Hence I would recommend that the Administration adopt a new three-part strategy to promote early and substantial appreciation of the exchange rate of the RMB:
1. Label China as a “currency manipulator” in its next foreign exchange report to the Congress on April 15 and, as required by law, then enter into negotiations with China to resolve the currency problem.9
2. Hopefully with the support of the European countries, and as many emerging market and developing economies as possible, seek a decision by the IMF (by a 51 percent majority of the weighted votes of member countries) to launch a “special” or “ad hoc” consultation to pursue Chinese agreement to remedy the situation promptly.

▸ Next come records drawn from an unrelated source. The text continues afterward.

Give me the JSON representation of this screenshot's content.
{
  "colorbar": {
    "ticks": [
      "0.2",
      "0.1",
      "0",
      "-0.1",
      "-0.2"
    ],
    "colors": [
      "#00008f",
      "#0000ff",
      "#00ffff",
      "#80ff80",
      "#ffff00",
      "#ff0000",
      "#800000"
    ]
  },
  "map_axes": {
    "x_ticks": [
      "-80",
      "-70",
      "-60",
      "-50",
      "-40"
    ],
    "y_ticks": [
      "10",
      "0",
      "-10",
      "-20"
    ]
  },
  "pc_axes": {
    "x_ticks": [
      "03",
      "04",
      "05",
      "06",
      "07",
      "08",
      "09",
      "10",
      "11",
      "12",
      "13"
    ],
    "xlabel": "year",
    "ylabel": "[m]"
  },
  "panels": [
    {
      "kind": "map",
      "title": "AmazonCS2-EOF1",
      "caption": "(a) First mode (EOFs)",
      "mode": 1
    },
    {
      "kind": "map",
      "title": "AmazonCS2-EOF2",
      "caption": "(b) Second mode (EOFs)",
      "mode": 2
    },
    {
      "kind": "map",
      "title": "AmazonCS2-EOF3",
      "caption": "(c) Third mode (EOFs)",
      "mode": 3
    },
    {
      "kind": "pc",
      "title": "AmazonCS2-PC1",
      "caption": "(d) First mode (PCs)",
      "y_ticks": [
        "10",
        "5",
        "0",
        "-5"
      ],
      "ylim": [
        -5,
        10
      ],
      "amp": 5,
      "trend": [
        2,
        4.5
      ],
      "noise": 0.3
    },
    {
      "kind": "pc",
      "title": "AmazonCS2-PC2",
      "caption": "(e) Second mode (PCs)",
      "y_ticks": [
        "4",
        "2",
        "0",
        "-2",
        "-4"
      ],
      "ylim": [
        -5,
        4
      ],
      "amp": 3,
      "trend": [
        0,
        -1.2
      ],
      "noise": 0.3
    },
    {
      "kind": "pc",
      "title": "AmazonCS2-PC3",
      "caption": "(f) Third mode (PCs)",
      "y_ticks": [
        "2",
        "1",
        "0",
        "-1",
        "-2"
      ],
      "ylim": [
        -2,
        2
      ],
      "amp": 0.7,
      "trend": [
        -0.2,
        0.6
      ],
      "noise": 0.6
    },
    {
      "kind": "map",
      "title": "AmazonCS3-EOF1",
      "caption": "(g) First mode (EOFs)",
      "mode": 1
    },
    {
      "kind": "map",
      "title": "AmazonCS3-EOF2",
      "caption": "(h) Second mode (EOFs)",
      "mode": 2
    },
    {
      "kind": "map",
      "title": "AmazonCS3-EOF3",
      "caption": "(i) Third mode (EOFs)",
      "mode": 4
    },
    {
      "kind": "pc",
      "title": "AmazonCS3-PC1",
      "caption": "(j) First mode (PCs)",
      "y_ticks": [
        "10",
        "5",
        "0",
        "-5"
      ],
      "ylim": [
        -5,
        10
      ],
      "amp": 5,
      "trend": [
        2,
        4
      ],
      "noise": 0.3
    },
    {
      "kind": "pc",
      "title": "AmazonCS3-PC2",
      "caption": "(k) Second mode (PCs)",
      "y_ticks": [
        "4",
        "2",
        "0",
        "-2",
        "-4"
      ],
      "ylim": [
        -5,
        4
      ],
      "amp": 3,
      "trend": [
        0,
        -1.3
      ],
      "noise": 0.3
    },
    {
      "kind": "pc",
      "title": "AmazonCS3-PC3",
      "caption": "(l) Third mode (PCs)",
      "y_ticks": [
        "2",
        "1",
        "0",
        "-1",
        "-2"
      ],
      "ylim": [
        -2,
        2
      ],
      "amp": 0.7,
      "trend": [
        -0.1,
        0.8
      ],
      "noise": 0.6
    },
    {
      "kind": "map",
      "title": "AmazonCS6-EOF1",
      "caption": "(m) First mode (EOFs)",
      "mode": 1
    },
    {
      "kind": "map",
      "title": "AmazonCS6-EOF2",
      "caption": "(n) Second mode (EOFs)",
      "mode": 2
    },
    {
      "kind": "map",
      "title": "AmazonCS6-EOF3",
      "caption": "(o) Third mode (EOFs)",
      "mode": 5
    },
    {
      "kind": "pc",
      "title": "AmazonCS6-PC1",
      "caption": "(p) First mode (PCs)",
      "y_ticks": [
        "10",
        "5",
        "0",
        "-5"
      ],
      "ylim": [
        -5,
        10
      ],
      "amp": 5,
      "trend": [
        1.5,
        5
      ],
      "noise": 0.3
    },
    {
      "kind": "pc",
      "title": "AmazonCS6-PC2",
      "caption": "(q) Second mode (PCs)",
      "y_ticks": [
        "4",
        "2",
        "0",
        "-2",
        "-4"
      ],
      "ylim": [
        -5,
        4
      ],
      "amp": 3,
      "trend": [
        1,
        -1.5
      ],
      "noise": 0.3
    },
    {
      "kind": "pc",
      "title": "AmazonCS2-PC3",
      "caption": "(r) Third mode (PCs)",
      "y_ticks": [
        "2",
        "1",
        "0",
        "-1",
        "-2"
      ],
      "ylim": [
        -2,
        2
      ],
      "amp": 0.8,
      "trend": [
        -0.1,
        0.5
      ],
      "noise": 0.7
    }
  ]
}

If the consultation fails to produce results, the United States should ask the Executive Board to decide (by a 70% majority of the weighted votes) to publish a report criticizing China’s exchange rate policy.10
3. Hopefully with a similarly broad coalition, the United States should exercise its right to ask the World Trade Organization to constitute a dispute settlement panel to determine whether China has violated its obligations under Article XV (“frustration of the intent of the agreement by exchange action”) of the WTO charter and to recommend remedial action that other member countries could take in response. The WTO under its rules would ask the IMF whether the RMB is undervalued, another reason why it is essential to engage the IMF centrally in the new initiative from the outset.